Limitations & Future Work¶
- Dependency on the quality of the underlying few-step T2I model: InverFill only changes the initialization, meaning the upper bound of generation quality is still determined by the base generator; gains are limited when the base model is weak.
- Masked regions still rely on random noise + generator's freedom: Re-Blending fills the masked region with clean Gaussian noise, meaning semantic injection only covers the known areas. This might fall short in scenarios demanding tight structural constraints in the masked region (e.g., precise completion of specific objects).
- Metrics biased toward human preference scores: Evaluation primarily uses preference/alignment metrics like IR/HPS/AS/CLIP, lacking pixel-level fidelity metrics (e.g., PSNR/LPIPS) or geometric consistency metrics. Some conclusions (e.g., "matching" multi-step methods) need further verification on finer-grained tasks.
- Atypical formula extraction: Equation (9) for the moment matching loss in the original PDF extraction contains noise; please refer to the original CVF publication for replication.
- Future directions: Expanding semantic injection to the masked region (e.g., structure priors based on prompts) and exploring integration with more aggressive few-step schemes like Consistency Models.
Related Work & Insights¶
- vs SwiftEdit: Both are one-step inversion networks, but SwiftEdit is designed for image editing and takes complete images. InverFill handles masked inputs for inpainting, introducing Re-Blending (anti-leakage) and Gaussian regularization (distribution constraint), which are the two necessary adaptations to transfer one-step inversion to inpainting.
- vs TurboFill: TurboFill is another few-step inpainting route, training an adapter with 3-step adversarial training + real image supervision.
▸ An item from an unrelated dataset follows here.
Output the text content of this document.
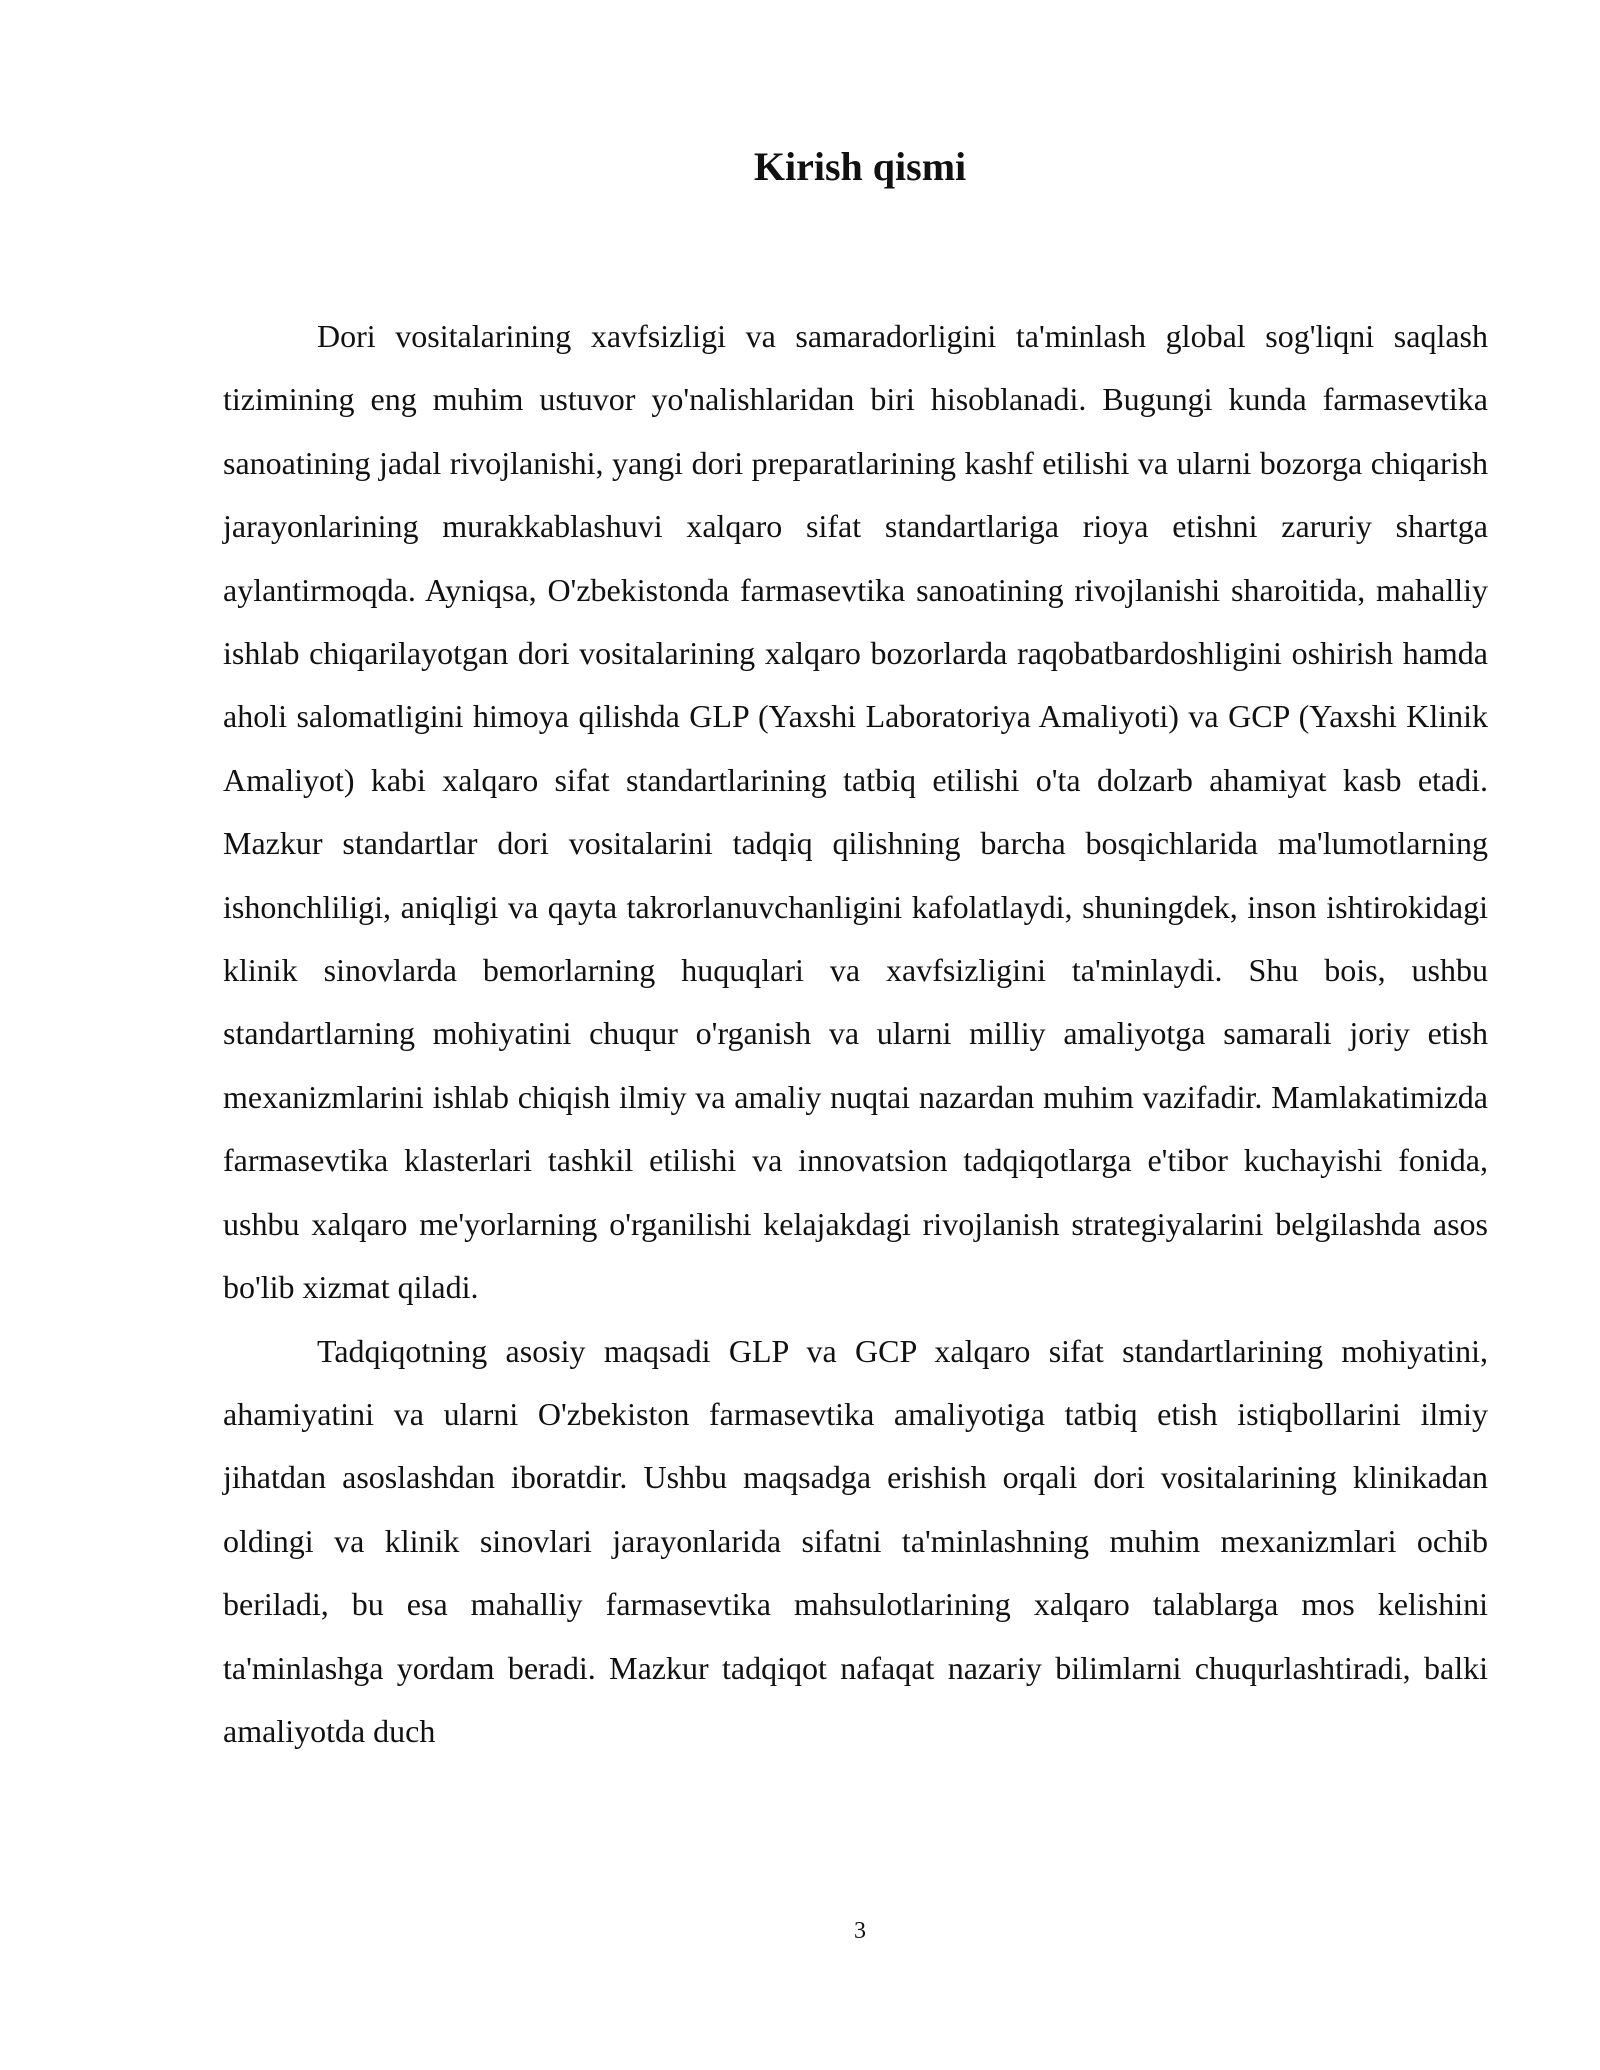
Kirish qismi

Dori vositalarining xavfsizligi va samaradorligini ta'minlash global sog'liqni saqlash tizimining eng muhim ustuvor yo'nalishlaridan biri hisoblanadi. Bugungi kunda farmasevtika sanoatining jadal rivojlanishi, yangi dori preparatlarining kashf etilishi va ularni bozorga chiqarish jarayonlarining murakkablashuvi xalqaro sifat standartlariga rioya etishni zaruriy shartga aylantirmoqda. Ayniqsa, O'zbekistonda farmasevtika sanoatining rivojlanishi sharoitida, mahalliy ishlab chiqarilayotgan dori vositalarining xalqaro bozorlarda raqobatbardoshligini oshirish hamda aholi salomatligini himoya qilishda GLP (Yaxshi Laboratoriya Amaliyoti) va GCP (Yaxshi Klinik Amaliyot) kabi xalqaro sifat standartlarining tatbiq etilishi o'ta dolzarb ahamiyat kasb etadi. Mazkur standartlar dori vositalarini tadqiq qilishning barcha bosqichlarida ma'lumotlarning ishonchliligi, aniqligi va qayta takrorlanuvchanligini kafolatlaydi, shuningdek, inson ishtirokidagi klinik sinovlarda bemorlarning huquqlari va xavfsizligini ta'minlaydi. Shu bois, ushbu standartlarning mohiyatini chuqur o'rganish va ularni milliy amaliyotga samarali joriy etish mexanizmlarini ishlab chiqish ilmiy va amaliy nuqtai nazardan muhim vazifadir. Mamlakatimizda farmasevtika klasterlari tashkil etilishi va innovatsion tadqiqotlarga e'tibor kuchayishi fonida, ushbu xalqaro me'yorlarning o'rganilishi kelajakdagi rivojlanish strategiyalarini belgilashda asos bo'lib xizmat qiladi.

Tadqiqotning asosiy maqsadi GLP va GCP xalqaro sifat standartlarining mohiyatini, ahamiyatini va ularni O'zbekiston farmasevtika amaliyotiga tatbiq etish istiqbollarini ilmiy jihatdan asoslashdan iboratdir. Ushbu maqsadga erishish orqali dori vositalarining klinikadan oldingi va klinik sinovlari jarayonlarida sifatni ta'minlashning muhim mexanizmlari ochib beriladi, bu esa mahalliy farmasevtika mahsulotlarining xalqaro talablarga mos kelishini ta'minlashga yordam beradi. Mazkur tadqiqot nafaqat nazariy bilimlarni chuqurlashtiradi, balki amaliyotda duch

3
It is complex to design, computationally heavy, and only validated on U-Net. InverFill is image-free, non-intrusive, cross-architecture (DiT/U-Net), and can complement specialized models.
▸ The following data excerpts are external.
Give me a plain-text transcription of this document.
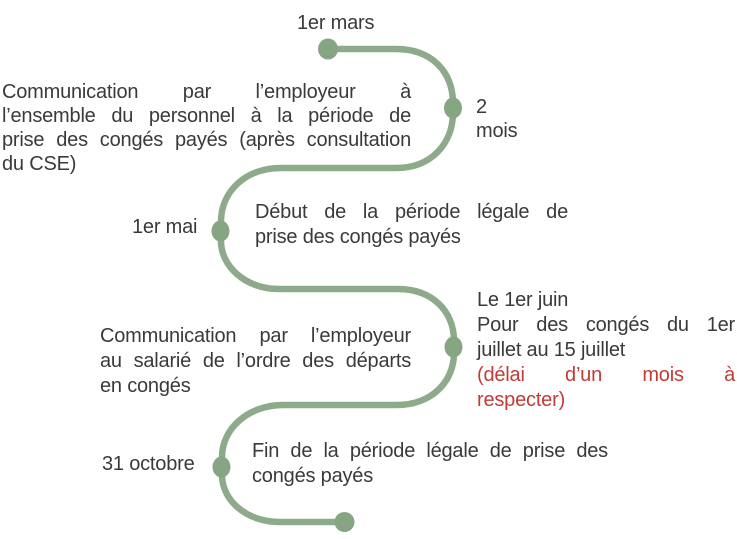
1er mars
Communication par l’employeur à
l’ensemble du personnel à la période de
prise des congés payés (après consultation
du CSE)
2
mois
1er mai
Début de la période légale de
prise des congés payés
Communication par l’employeur
au salarié de l’ordre des départs
en congés
Le 1er juin
Pour des congés du 1er
juillet au 15 juillet
(délai d’un mois à
respecter)
31 octobre
Fin de la période légale de prise des
congés payés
- vs Blended Latent Diffusion (BLD): InverFill does not alter BLD's blended sampling logic; it merely replaces its random noise starting point with a semantically aligned one—essentially patching the root cause of BLD's failure in the few-step regime.
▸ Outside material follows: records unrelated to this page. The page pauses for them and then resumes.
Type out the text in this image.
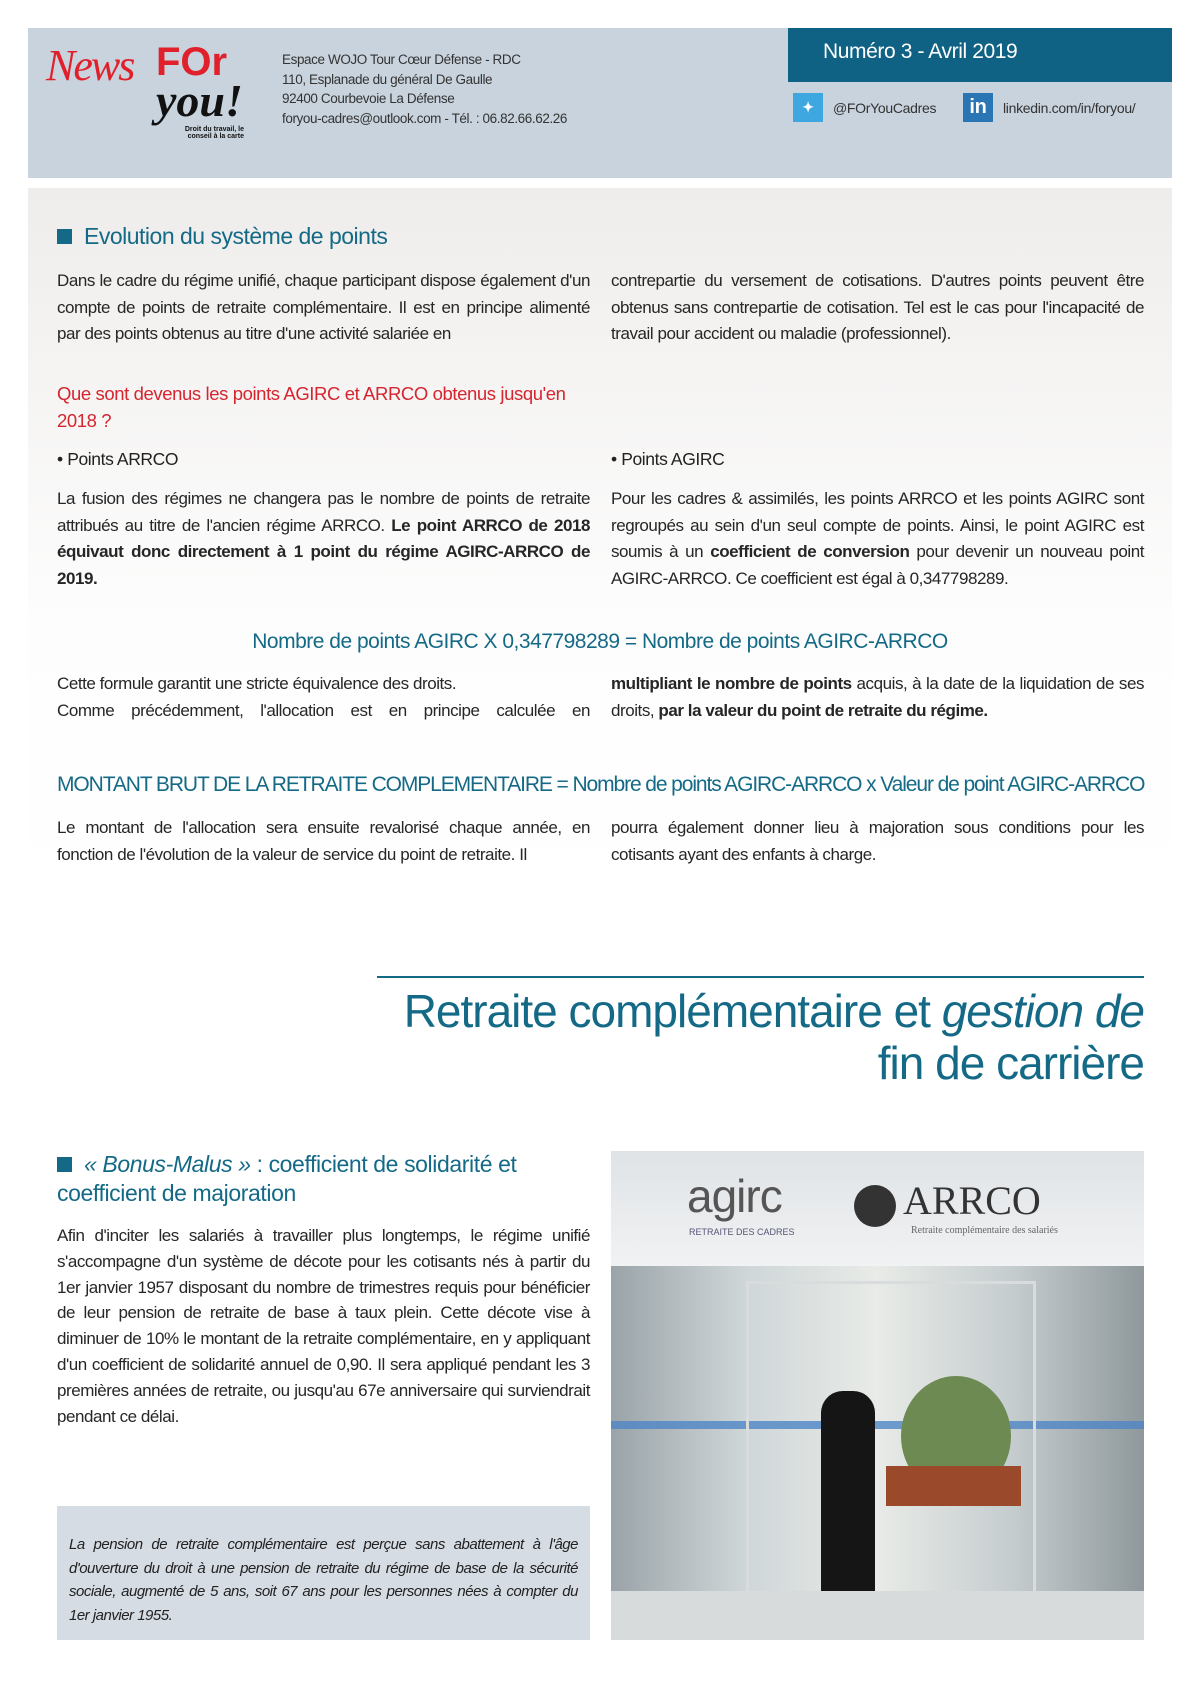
News FOr
you!
Droit du travail, le conseil à la carte
Espace WOJO Tour Cœur Défense - RDC
110, Esplanade du général De Gaulle
92400 Courbevoie La Défense
foryou-cadres@outlook.com - Tél. : 06.82.66.62.26
Numéro 3 - Avril 2019
✦	@FOrYouCadres	in	linkedin.com/in/foryou/
Evolution du système de points
Dans le cadre du régime unifié, chaque participant dispose également d'un compte de points de retraite complémentaire. Il est en principe alimenté par des points obtenus au titre d'une activité salariée en
contrepartie du versement de cotisations. D'autres points peuvent être obtenus sans contrepartie de cotisation. Tel est le cas pour l'incapacité de travail pour accident ou maladie (professionnel).
Que sont devenus les points AGIRC et ARRCO obtenus jusqu'en 2018 ?
• Points ARRCO	• Points AGIRC
La fusion des régimes ne changera pas le nombre de points de retraite attribués au titre de l'ancien régime ARRCO. Le point ARRCO de 2018 équivaut donc directement à 1 point du régime AGIRC-ARRCO de 2019.
Pour les cadres & assimilés, les points ARRCO et les points AGIRC sont regroupés au sein d'un seul compte de points. Ainsi, le point AGIRC est soumis à un coefficient de conversion pour devenir un nouveau point AGIRC-ARRCO. Ce coefficient est égal à 0,347798289.
Nombre de points AGIRC X 0,347798289 = Nombre de points AGIRC-ARRCO
Cette formule garantit une stricte équivalence des droits.
Comme précédemment, l'allocation est en principe calculée en
multipliant le nombre de points acquis, à la date de la liquidation de ses droits, par la valeur du point de retraite du régime.
MONTANT BRUT DE LA RETRAITE COMPLEMENTAIRE = Nombre de points AGIRC-ARRCO x Valeur de point AGIRC-ARRCO
Le montant de l'allocation sera ensuite revalorisé chaque année, en fonction de l'évolution de la valeur de service du point de retraite. Il
pourra également donner lieu à majoration sous conditions pour les cotisants ayant des enfants à charge.
Retraite complémentaire et gestion de
fin de carrière
« Bonus-Malus » : coefficient de solidarité et coefficient de majoration
Afin d'inciter les salariés à travailler plus longtemps, le régime unifié s'accompagne d'un système de décote pour les cotisants nés à partir du 1er janvier 1957 disposant du nombre de trimestres requis pour bénéficier de leur pension de retraite de base à taux plein. Cette décote vise à diminuer de 10% le montant de la retraite complémentaire, en y appliquant d'un coefficient de solidarité annuel de 0,90. Il sera appliqué pendant les 3 premières années de retraite, ou jusqu'au 67e anniversaire qui surviendrait pendant ce délai.
La pension de retraite complémentaire est perçue sans abattement à l'âge d'ouverture du droit à une pension de retraite du régime de base de la sécurité sociale, augmenté de 5 ans, soit 67 ans pour les personnes nées à compter du 1er janvier 1955.
agirc
RETRAITE DES CADRES
ARRCO
Retraite complémentaire des salariés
- vs Renoise / GNRI etc. (few-step inversion): These methods use fixed-point iterations or Newton-Raphson for inversion, which are still iterative with overhead. InverFill adopts a one-step forward network, reducing inversion overhead to a negligible level, which is more aligned with the efficiency goals of few-step pipelines.
Rating¶
- Novelty: ⭐⭐⭐⭐ Pinpointing the failure of few-step inpainting to the initial noise and resolving it via custom one-step inversion + Re-Blending + Gaussian regularization is precise in perspective and novel in combination.
- Experimental Thoroughness: ⭐⭐⭐⭐ Covers two architectures, two benchmarks, enhanced captions, runtimes, and ablations, which is quite comprehensive; a lack of hard pixel-level fidelity metrics is slightly regrettable.
- Writing Quality: ⭐⭐⭐⭐ The chain of motivation-diagnosis-design is clear, and Figures 2/3 explain both the training and inference workflows effectively.
- Value: ⭐⭐⭐⭐ Bring few-step inpainting on par with multi-step methods plug-and-playably with near-zero overhead. Highly practical, with transferable tricks.